This paper investigates the mechanism by which Q-learning agents spontaneously converge to supracompetitive (i.e., collusive) high prices in infinitely repeated pricing games. Focusing on settings where both a one-shot Nash equilibrium price and a feasible collusive price coexist, it provides the first rigorous theoretical explanation for Q-learning–induced collusion: specifically, it proves that when a “collusion-enabling price” exists and the Q-function satisfies a terminal inequality condition, agents—relying solely on profit feedback—converge to a stable, persistent price strictly above the competitive level. Methodologically, the work integrates Q-learning, repeated game theory, and subgame-perfect equilibrium (SPE) analysis, introducing a class of one-memory SPEs to systematically characterize the equilibrium feasibility boundaries of naive collusion, grim-trigger, and incremental strategies. The core contribution lies in demonstrating how decentralized, knowledge-free learning—without prior equilibrium awareness—endogenously generates non-Nash yet stable collusive outcomes.

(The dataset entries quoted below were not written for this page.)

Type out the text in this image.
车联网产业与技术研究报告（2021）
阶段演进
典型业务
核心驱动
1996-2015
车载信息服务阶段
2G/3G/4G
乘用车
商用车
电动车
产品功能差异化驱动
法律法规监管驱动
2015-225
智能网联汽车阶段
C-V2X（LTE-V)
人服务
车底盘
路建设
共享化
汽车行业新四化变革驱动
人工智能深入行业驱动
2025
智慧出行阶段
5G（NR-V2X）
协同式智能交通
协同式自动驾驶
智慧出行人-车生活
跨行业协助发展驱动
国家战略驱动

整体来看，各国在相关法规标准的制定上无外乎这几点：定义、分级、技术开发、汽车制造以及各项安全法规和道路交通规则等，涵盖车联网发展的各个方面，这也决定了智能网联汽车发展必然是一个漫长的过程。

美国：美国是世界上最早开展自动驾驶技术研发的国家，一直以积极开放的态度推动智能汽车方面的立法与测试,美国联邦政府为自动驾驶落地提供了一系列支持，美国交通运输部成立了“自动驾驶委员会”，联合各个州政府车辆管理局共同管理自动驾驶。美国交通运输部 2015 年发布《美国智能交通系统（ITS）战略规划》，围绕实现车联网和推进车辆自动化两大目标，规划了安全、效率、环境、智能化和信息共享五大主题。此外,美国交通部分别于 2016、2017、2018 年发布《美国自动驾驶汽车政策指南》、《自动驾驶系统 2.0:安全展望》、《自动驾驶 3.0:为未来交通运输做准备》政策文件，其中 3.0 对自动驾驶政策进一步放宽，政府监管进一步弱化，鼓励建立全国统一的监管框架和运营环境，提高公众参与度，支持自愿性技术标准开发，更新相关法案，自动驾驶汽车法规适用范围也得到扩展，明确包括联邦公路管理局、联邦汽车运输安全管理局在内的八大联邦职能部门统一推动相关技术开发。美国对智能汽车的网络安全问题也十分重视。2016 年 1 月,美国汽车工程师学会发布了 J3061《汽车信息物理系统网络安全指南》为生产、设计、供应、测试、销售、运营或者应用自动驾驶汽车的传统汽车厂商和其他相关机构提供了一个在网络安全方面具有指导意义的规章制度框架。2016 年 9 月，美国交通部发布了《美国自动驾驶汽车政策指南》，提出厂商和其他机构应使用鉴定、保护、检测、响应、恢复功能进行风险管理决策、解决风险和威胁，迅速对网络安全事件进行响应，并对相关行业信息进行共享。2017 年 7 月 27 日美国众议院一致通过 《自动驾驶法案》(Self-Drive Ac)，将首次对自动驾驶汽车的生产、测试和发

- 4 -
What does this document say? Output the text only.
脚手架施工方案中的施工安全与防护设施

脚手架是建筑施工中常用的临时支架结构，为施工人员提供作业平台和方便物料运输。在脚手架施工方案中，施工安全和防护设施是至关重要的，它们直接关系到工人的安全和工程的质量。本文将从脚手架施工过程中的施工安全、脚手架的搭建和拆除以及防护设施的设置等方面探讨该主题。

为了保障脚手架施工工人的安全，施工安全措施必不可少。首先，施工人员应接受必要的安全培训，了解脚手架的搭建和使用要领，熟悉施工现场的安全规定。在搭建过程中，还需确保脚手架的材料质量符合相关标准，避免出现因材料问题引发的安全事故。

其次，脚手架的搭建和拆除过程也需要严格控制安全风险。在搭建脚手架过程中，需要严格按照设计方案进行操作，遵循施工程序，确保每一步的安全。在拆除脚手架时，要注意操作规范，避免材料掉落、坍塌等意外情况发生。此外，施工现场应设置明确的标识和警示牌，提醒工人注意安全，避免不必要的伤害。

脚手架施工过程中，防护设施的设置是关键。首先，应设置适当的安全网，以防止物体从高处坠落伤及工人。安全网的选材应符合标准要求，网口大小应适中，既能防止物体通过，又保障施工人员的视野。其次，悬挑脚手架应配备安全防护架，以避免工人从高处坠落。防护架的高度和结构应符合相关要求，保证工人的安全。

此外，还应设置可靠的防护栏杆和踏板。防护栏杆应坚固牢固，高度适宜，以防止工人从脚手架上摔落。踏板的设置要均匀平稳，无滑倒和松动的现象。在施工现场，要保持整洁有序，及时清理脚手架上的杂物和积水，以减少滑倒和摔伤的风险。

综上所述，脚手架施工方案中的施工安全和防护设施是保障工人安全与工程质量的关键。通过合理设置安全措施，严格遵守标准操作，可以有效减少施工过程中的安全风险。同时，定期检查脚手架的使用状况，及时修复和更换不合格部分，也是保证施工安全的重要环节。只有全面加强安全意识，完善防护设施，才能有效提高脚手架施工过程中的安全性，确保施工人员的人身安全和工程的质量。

There is growing experimental evidence that $Q$-learning agents may learn to charge supracompetitive prices. We provide the first theoretical explanation for this behavior in infinite repeated games. Firms update their pricing policies based solely on observed profits, without computing equilibrium strategies. We show that when the game admits both a one-stage Nash equilibrium price and a collusive-enabling price, and when the $Q$-function satisfies certain inequalities at the end of experimentation, firms learn to consistently charge supracompetitive prices. We introduce a new class of one-memory subgame perfect equilibria (SPEs) and provide conditions under which learned behavior is supported by naive collusion, grim trigger policies, or increasing strategies. Naive collusion does not constitute an SPE unless the collusive-enabling price is a one-stage Nash equilibrium, whereas grim trigger policies can.